ABSTRACT

The language and terminology producers and engineers use to communicate with one another in a studio environment when describing sonic attributes and production values in music production is of great interest in understanding this domain. When speaking to musicians, audio engineers and producers, it is clear that there is only marginal agreement about what they understand by production terms such as ‘warmth’, ‘brightness’, ‘punchiness’ and ‘edginess’ for example. One area where this manifests is in the use of terms associated with distortion, saturation and colouration. Terminologies can range from explicit aggressive forms such as ‘clipped’, ‘bit-crushed’ or ‘fuzz’ to subtle harmonic saturation enhancement and colouration. What is clear from the discourse is that the descriptors of such sonic anomalies and non-linearities mean many different things to different groups of people. Because of this confusion, variability and disparity, mapping technical parameter spaces to aesthetic emotional ones can be problematic.

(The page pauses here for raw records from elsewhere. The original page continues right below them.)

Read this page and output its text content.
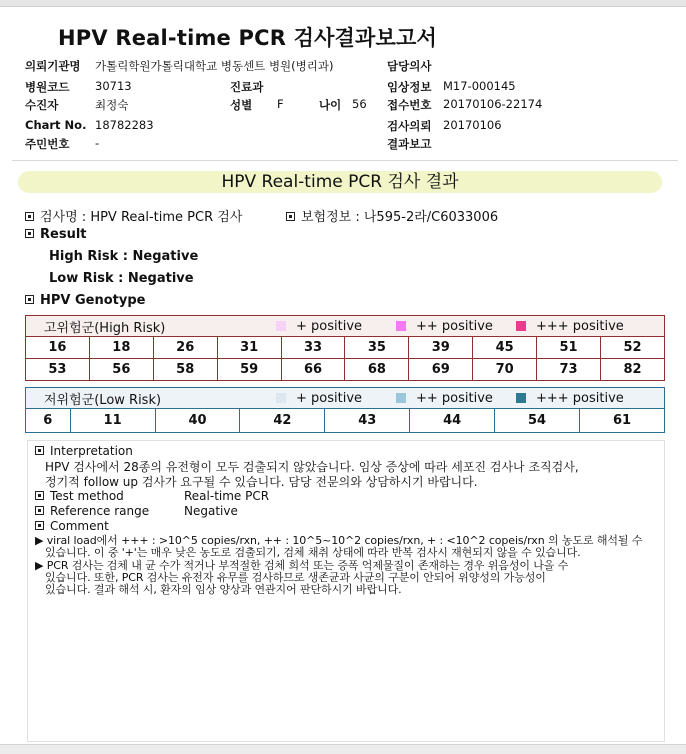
HPV Real-time PCR 검사결과보고서
의뢰기관명 가톨릭학원가톨릭대학교 병동센트 병원(병리과)	담당의사
병원코드 30713	진료과	임상정보 M17-000145
수진자	최정숙	성별 F	나이 56 접수번호 20170106-22174
Chart No. 18782283	검사의뢰 20170106
주민번호 -	결과보고
HPV Real-time PCR 검사 결과
검사명 : HPV Real-time PCR 검사	보험정보 : 나595-2라/C6033006
Result
High Risk : Negative
Low Risk : Negative
HPV Genotype
고위험군(High Risk) + positive ++ positive +++ positive									

16	18	26	31	33	35	39	45	51	52
53	56	58	59	66	68	69	70	73	82
저위험군(Low Risk)	+ positive	++ positive	+++ positive

6	11	40	42	43	44	54	61
Interpretation
HPV 검사에서 28종의 유전형이 모두 검출되지 않았습니다. 임상 증상에 따라 세포진 검사나 조직검사,
정기적 follow up 검사가 요구될 수 있습니다. 담당 전문의와 상담하시기 바랍니다.
Test method	Real-time PCR
Reference range	Negative
Comment
▶ viral load에서 +++ : >10^5 copies/rxn, ++ : 10^5~10^2 copies/rxn, + : <10^2 copeis/rxn 의 농도로 해석될 수
있습니다. 이 중 '+'는 매우 낮은 농도로 검출되기, 검체 채취 상태에 따라 반복 검사시 재현되지 않을 수 있습니다.
▶ PCR 검사는 검체 내 균 수가 적거나 부적절한 검체 희석 또는 증폭 억제물질이 존재하는 경우 위음성이 나올 수
있습니다. 또한, PCR 검사는 유전자 유무를 검사하므로 생존균과 사균의 구분이 안되어 위양성의 가능성이
있습니다. 결과 해석 시, 환자의 임상 양상과 연관지어 판단하시기 바랍니다.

During interviews conducted with professional producers and mix engineers, I present a subjective overview of studio language, terminology and semantics used in connection with this field. I try to understand if the descriptors used by professionals correlate with the technical parameter space for such processes. We also evaluate how deep the underlying emotional value contributes to the discussion and whether it is possible to map this to a specific parameter space. For the purposes of this study, we focus on what mix engineers and producers understand by this phenomenon. Using a combination of thematic analysis and techniques used in Interpretative Phenomenological Analysis (IPA), we develop grounded theories and assumptions about the use of distortion and the language used to communicate its meaning. For the evaluation, we analyse a series of interviews with award-winning professionals where themes, comments and insights are extracted. We also look for hierarchical clusters of comments and see if there is some agreement about how this field might be navigated in a systematic approach to understanding the semantics associated with the domain.